Five former employees of Rockstar New England have revealed new details on the development of the cancelled Bully 2 and share some exciting details on what could have been. https://t.co/85dRC8Iwbq pic.twitter.com/6gDTWrq3On
— IGN (@IGN) January 2, 2022
Rockstar’s Series Other Than GTA Can Benefit From New Technology
Rockstar could take full advantage of the advances in technology across its numerous IPs, two console generations in the making since the PS3 and Xbox 360 era when the studio’s portfolio diversification appeared to end.
What we know about Bully 2’s character systems suggests that, with the help of modern development techniques, the game could have provided significantly more engaging interactions with NPCs powered by artificial intelligence.
Considering how integral the dynamics of the many cliques were to the Bully plot and gameplay, this would have been an obvious next step.

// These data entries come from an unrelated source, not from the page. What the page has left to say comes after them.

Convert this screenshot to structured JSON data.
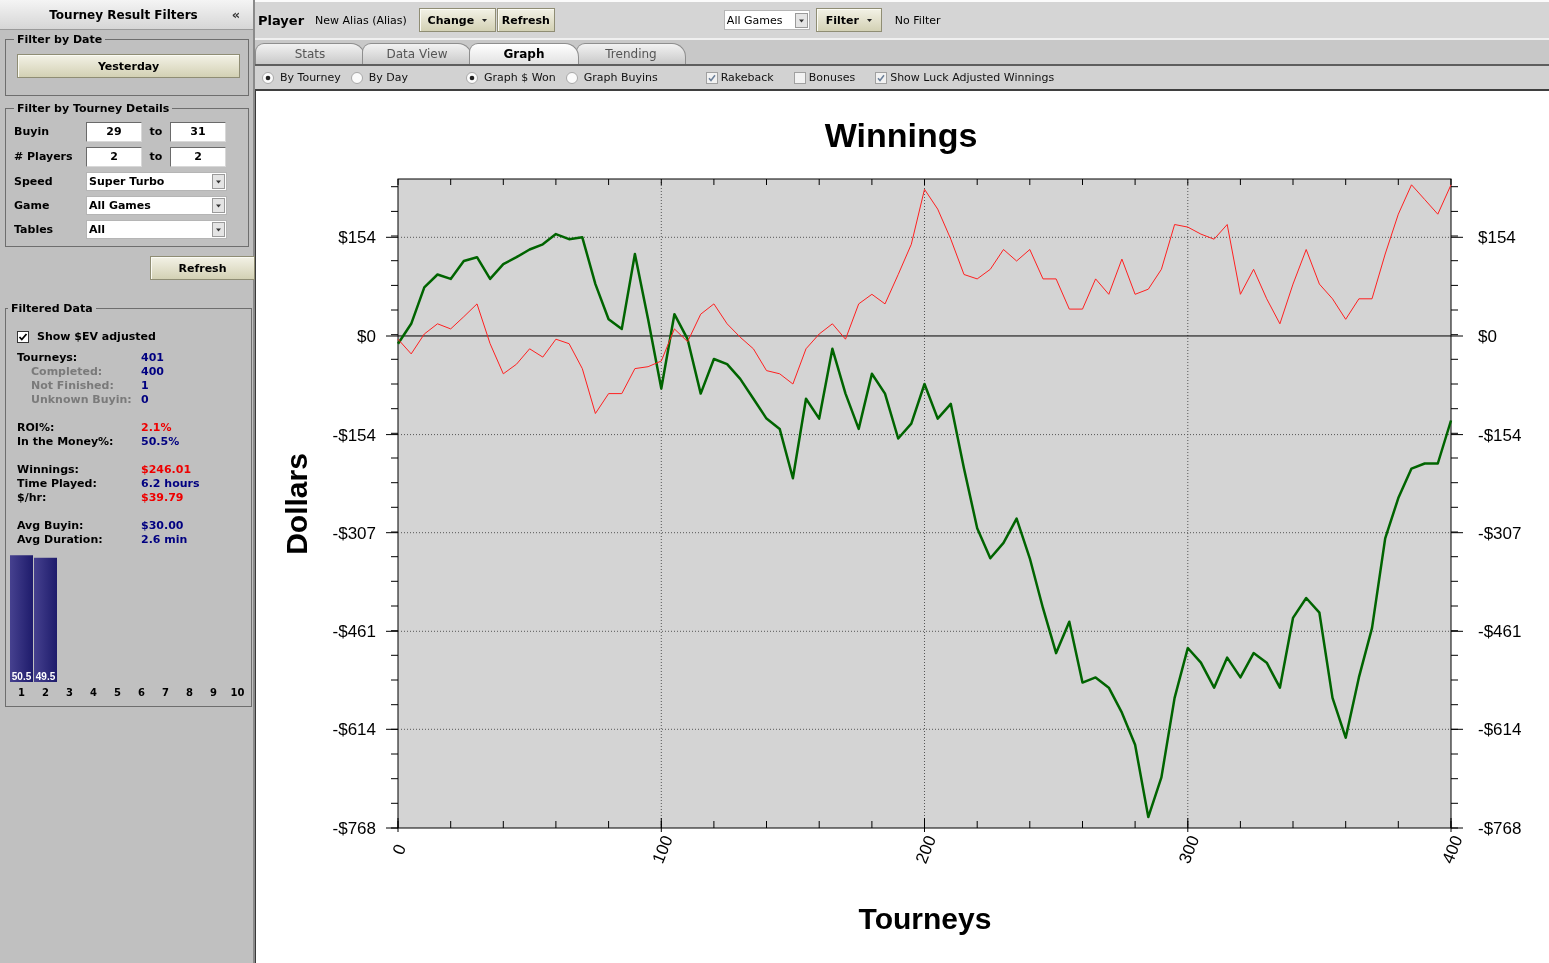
{
  "sidebar": {
    "title": "Tourney Result Filters",
    "collapse_button": "«",
    "date_filter": {
      "legend": "Filter by Date",
      "button": "Yesterday"
    },
    "details_filter": {
      "legend": "Filter by Tourney Details",
      "ranges": [
        {
          "label": "Buyin",
          "from": "29",
          "separator": "to",
          "to": "31"
        },
        {
          "label": "# Players",
          "from": "2",
          "separator": "to",
          "to": "2"
        }
      ],
      "selects": [
        {
          "label": "Speed",
          "value": "Super Turbo"
        },
        {
          "label": "Game",
          "value": "All Games"
        },
        {
          "label": "Tables",
          "value": "All"
        }
      ]
    },
    "refresh_button": "Refresh",
    "filtered_data": {
      "legend": "Filtered Data",
      "ev_checkbox": {
        "label": "Show $EV adjusted",
        "checked": true
      },
      "groups": [
        {
          "rows": [
            {
              "label": "Tourneys:",
              "value": "401",
              "color": "#000080",
              "children": [
                {
                  "label": "Completed:",
                  "value": "400",
                  "color": "#000080"
                },
                {
                  "label": "Not Finished:",
                  "value": "1",
                  "color": "#000080"
                },
                {
                  "label": "Unknown Buyin:",
                  "value": "0",
                  "color": "#000080"
                }
              ]
            }
          ]
        },
        {
          "rows": [
            {
              "label": "ROI%:",
              "value": "2.1%",
              "color": "#ee0000"
            },
            {
              "label": "In the Money%:",
              "value": "50.5%",
              "color": "#000080"
            }
          ]
        },
        {
          "rows": [
            {
              "label": "Winnings:",
              "value": "$246.01",
              "color": "#ee0000"
            },
            {
              "label": "Time Played:",
              "value": "6.2 hours",
              "color": "#000080"
            },
            {
              "label": "$/hr:",
              "value": "$39.79",
              "color": "#ee0000"
            }
          ]
        },
        {
          "rows": [
            {
              "label": "Avg Buyin:",
              "value": "$30.00",
              "color": "#000080"
            },
            {
              "label": "Avg Duration:",
              "value": "2.6 min",
              "color": "#000080"
            }
          ]
        }
      ],
      "histogram": {
        "chart_data": {
          "type": "bar",
          "categories": [
            "1",
            "2",
            "3",
            "4",
            "5",
            "6",
            "7",
            "8",
            "9",
            "10"
          ],
          "values": [
            50.5,
            49.5,
            0,
            0,
            0,
            0,
            0,
            0,
            0,
            0
          ],
          "ylim": [
            0,
            51
          ],
          "value_labels": [
            "50.5",
            "49.5",
            null,
            null,
            null,
            null,
            null,
            null,
            null,
            null
          ]
        }
      }
    }
  },
  "toolbar": {
    "player_label": "Player",
    "player_name": "New Alias (Alias)",
    "change_button": "Change",
    "refresh_button": "Refresh",
    "game_select": "All Games",
    "filter_button": "Filter",
    "filter_status": "No Filter"
  },
  "tabs": [
    {
      "label": "Stats",
      "selected": false
    },
    {
      "label": "Data View",
      "selected": false
    },
    {
      "label": "Graph",
      "selected": true
    },
    {
      "label": "Trending",
      "selected": false
    }
  ],
  "graph_options": {
    "group_by": [
      {
        "label": "By Tourney",
        "selected": true
      },
      {
        "label": "By Day",
        "selected": false
      }
    ],
    "graph_type": [
      {
        "label": "Graph $ Won",
        "selected": true
      },
      {
        "label": "Graph Buyins",
        "selected": false
      }
    ],
    "checkboxes": [
      {
        "label": "Rakeback",
        "checked": true
      },
      {
        "label": "Bonuses",
        "checked": false
      },
      {
        "label": "Show Luck Adjusted Winnings",
        "checked": true
      }
    ]
  },
  "graph": {
    "chart_data": {
      "type": "line",
      "title": "Winnings",
      "xlabel": "Tourneys",
      "ylabel": "Dollars",
      "x": [
        0,
        5,
        10,
        15,
        20,
        25,
        30,
        35,
        40,
        45,
        50,
        55,
        60,
        65,
        70,
        75,
        80,
        85,
        90,
        95,
        100,
        105,
        110,
        115,
        120,
        125,
        130,
        135,
        140,
        145,
        150,
        155,
        160,
        165,
        170,
        175,
        180,
        185,
        190,
        195,
        200,
        205,
        210,
        215,
        220,
        225,
        230,
        235,
        240,
        245,
        250,
        255,
        260,
        265,
        270,
        275,
        280,
        285,
        290,
        295,
        300,
        305,
        310,
        315,
        320,
        325,
        330,
        335,
        340,
        345,
        350,
        355,
        360,
        365,
        370,
        375,
        380,
        385,
        390,
        395,
        400
      ],
      "series": [
        {
          "color": "#006400",
          "values": [
            -12,
            19,
            76,
            96,
            89,
            117,
            123,
            89,
            112,
            123,
            135,
            143,
            159,
            151,
            154,
            81,
            26,
            11,
            128,
            26,
            -82,
            34,
            -5,
            -90,
            -36,
            -44,
            -67,
            -98,
            -129,
            -145,
            -222,
            -98,
            -129,
            -20,
            -90,
            -145,
            -59,
            -90,
            -160,
            -137,
            -75,
            -129,
            -106,
            -207,
            -300,
            -347,
            -323,
            -285,
            -347,
            -425,
            -495,
            -446,
            -541,
            -533,
            -549,
            -588,
            -638,
            -751,
            -689,
            -565,
            -487,
            -510,
            -549,
            -502,
            -533,
            -495,
            -510,
            -549,
            -440,
            -409,
            -432,
            -565,
            -627,
            -533,
            -456,
            -316,
            -253,
            -207,
            -199,
            -199,
            -132
          ]
        },
        {
          "color": "#ff2020",
          "values": [
            -5,
            -28,
            3,
            19,
            11,
            30,
            50,
            -12,
            -59,
            -44,
            -20,
            -33,
            -5,
            -12,
            -51,
            -121,
            -90,
            -90,
            -51,
            -48,
            -39,
            11,
            -9,
            34,
            50,
            19,
            -2,
            -20,
            -54,
            -59,
            -75,
            -20,
            3,
            19,
            -5,
            50,
            65,
            50,
            96,
            143,
            229,
            198,
            151,
            96,
            89,
            104,
            135,
            117,
            135,
            89,
            89,
            42,
            42,
            89,
            65,
            120,
            65,
            73,
            104,
            174,
            170,
            159,
            151,
            174,
            65,
            104,
            58,
            19,
            81,
            135,
            81,
            58,
            26,
            58,
            58,
            128,
            190,
            236,
            213,
            190,
            236
          ]
        }
      ],
      "xlim": [
        0,
        400
      ],
      "ylim": [
        -768,
        245
      ],
      "xticks": [
        0,
        100,
        200,
        300,
        400
      ],
      "yticks": [
        {
          "value": 154,
          "label": "$154"
        },
        {
          "value": 0,
          "label": "$0"
        },
        {
          "value": -154,
          "label": "-$154"
        },
        {
          "value": -307,
          "label": "-$307"
        },
        {
          "value": -461,
          "label": "-$461"
        },
        {
          "value": -614,
          "label": "-$614"
        },
        {
          "value": -768,
          "label": "-$768"
        }
      ],
      "grid": true
    }
  }
}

Rockstar’s 2011 detective game, L.A. Noire, is another example of a sequel that may have benefited from the available development tools. To help players evaluate whether or not a character was telling the truth during questioning, L.A. Noire made extensive use of facial motion capture.

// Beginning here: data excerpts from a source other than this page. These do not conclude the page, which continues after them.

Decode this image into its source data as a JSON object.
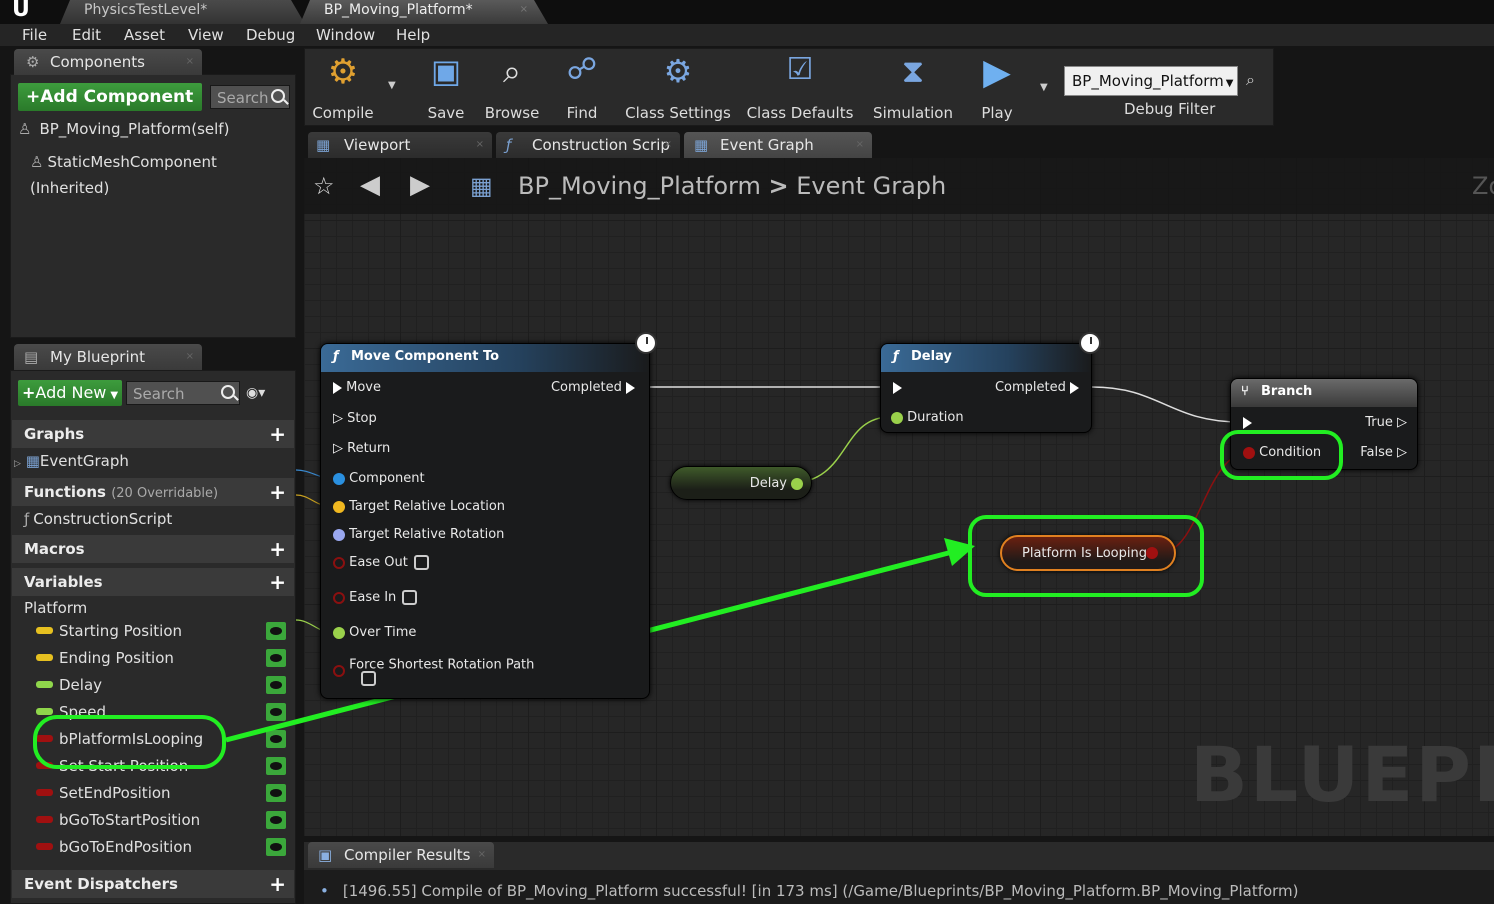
{
  "window_tabs": [
    {
      "label": "PhysicsTestLevel*"
    },
    {
      "label": "BP_Moving_Platform*"
    }
  ],
  "menu": [
    "File",
    "Edit",
    "Asset",
    "View",
    "Debug",
    "Window",
    "Help"
  ],
  "components": {
    "tab": "Components",
    "add_label": "+Add Component",
    "search_placeholder": "Search",
    "items": [
      "BP_Moving_Platform(self)",
      "StaticMeshComponent (Inherited)"
    ]
  },
  "toolbar": {
    "buttons": [
      "Compile",
      "Save",
      "Browse",
      "Find",
      "Class Settings",
      "Class Defaults",
      "Simulation",
      "Play"
    ],
    "debug_object": "BP_Moving_Platform",
    "debug_filter_label": "Debug Filter"
  },
  "editor_tabs": [
    "Viewport",
    "Construction Scrip",
    "Event Graph"
  ],
  "breadcrumb": {
    "blueprint": "BP_Moving_Platform",
    "graph": "Event Graph",
    "sep": ">",
    "zoom_partial": "Zo"
  },
  "my_blueprint": {
    "tab": "My Blueprint",
    "add_label": "Add New",
    "search_placeholder": "Search",
    "graphs_label": "Graphs",
    "graph_items": [
      "EventGraph"
    ],
    "functions_label": "Functions",
    "functions_count": "(20 Overridable)",
    "function_items": [
      "ConstructionScript"
    ],
    "macros_label": "Macros",
    "variables_label": "Variables",
    "platform_label": "Platform",
    "variables": [
      {
        "name": "Starting Position",
        "color": "#e6c020"
      },
      {
        "name": "Ending Position",
        "color": "#e6c020"
      },
      {
        "name": "Delay",
        "color": "#8fd64b"
      },
      {
        "name": "Speed",
        "color": "#8fd64b"
      },
      {
        "name": "bPlatformIsLooping",
        "color": "#a01010"
      },
      {
        "name": "Set Start Position",
        "color": "#a01010"
      },
      {
        "name": "SetEndPosition",
        "color": "#a01010"
      },
      {
        "name": "bGoToStartPosition",
        "color": "#a01010"
      },
      {
        "name": "bGoToEndPosition",
        "color": "#a01010"
      }
    ],
    "dispatchers_label": "Event Dispatchers"
  },
  "nodes": {
    "move": {
      "title": "Move Component To",
      "inputs": [
        "Move",
        "Stop",
        "Return",
        "Component",
        "Target Relative Location",
        "Target Relative Rotation",
        "Ease Out",
        "Ease In",
        "Over Time",
        "Force Shortest Rotation Path"
      ],
      "output": "Completed"
    },
    "delay": {
      "title": "Delay",
      "input": "Duration",
      "output": "Completed"
    },
    "branch": {
      "title": "Branch",
      "condition": "Condition",
      "true_label": "True",
      "false_label": "False"
    },
    "delay_var": {
      "label": "Delay"
    },
    "looping_var": {
      "label": "Platform Is Looping"
    }
  },
  "watermark": "BLUEPRIN",
  "compiler": {
    "tab": "Compiler Results",
    "message": "[1496.55] Compile of BP_Moving_Platform successful! [in 173 ms] (/Game/Blueprints/BP_Moving_Platform.BP_Moving_Platform)"
  }
}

Photorealistic scans, complete performance, and motion capture are now ubiquitous, notably in GTA 6, making a sequel possible in this era of gaming. These scans look pretty old by today’s standards, demonstrating how far game development has come in just over a decade.
The year 2023 marks the tenth anniversary of Grand Theft Auto 5. In that time, we’ve seen multiple re-releases of the game and others in the series, with most of Rockstar’s efforts seemingly expanding the immensely successful GTA Online with new missions and features.
From a financial viewpoint, it’s not surprising that Rockstar would prioritise its main moneymaker, Grand Theft Auto, over other projects, like Bully, given the series’ commercial success. Nonetheless, it is incredibly disheartening that its portfolio is devoid of any natural diversity.
Final Lines: Former Rockstar employees have stated that a sequel, Bully 2, has been cancelled and have divulged some of the game’s aspects, including character systems that expanded upon the previous game’s social rivalry and a much more ambitious scope for the sequel, ideally to rival GTA.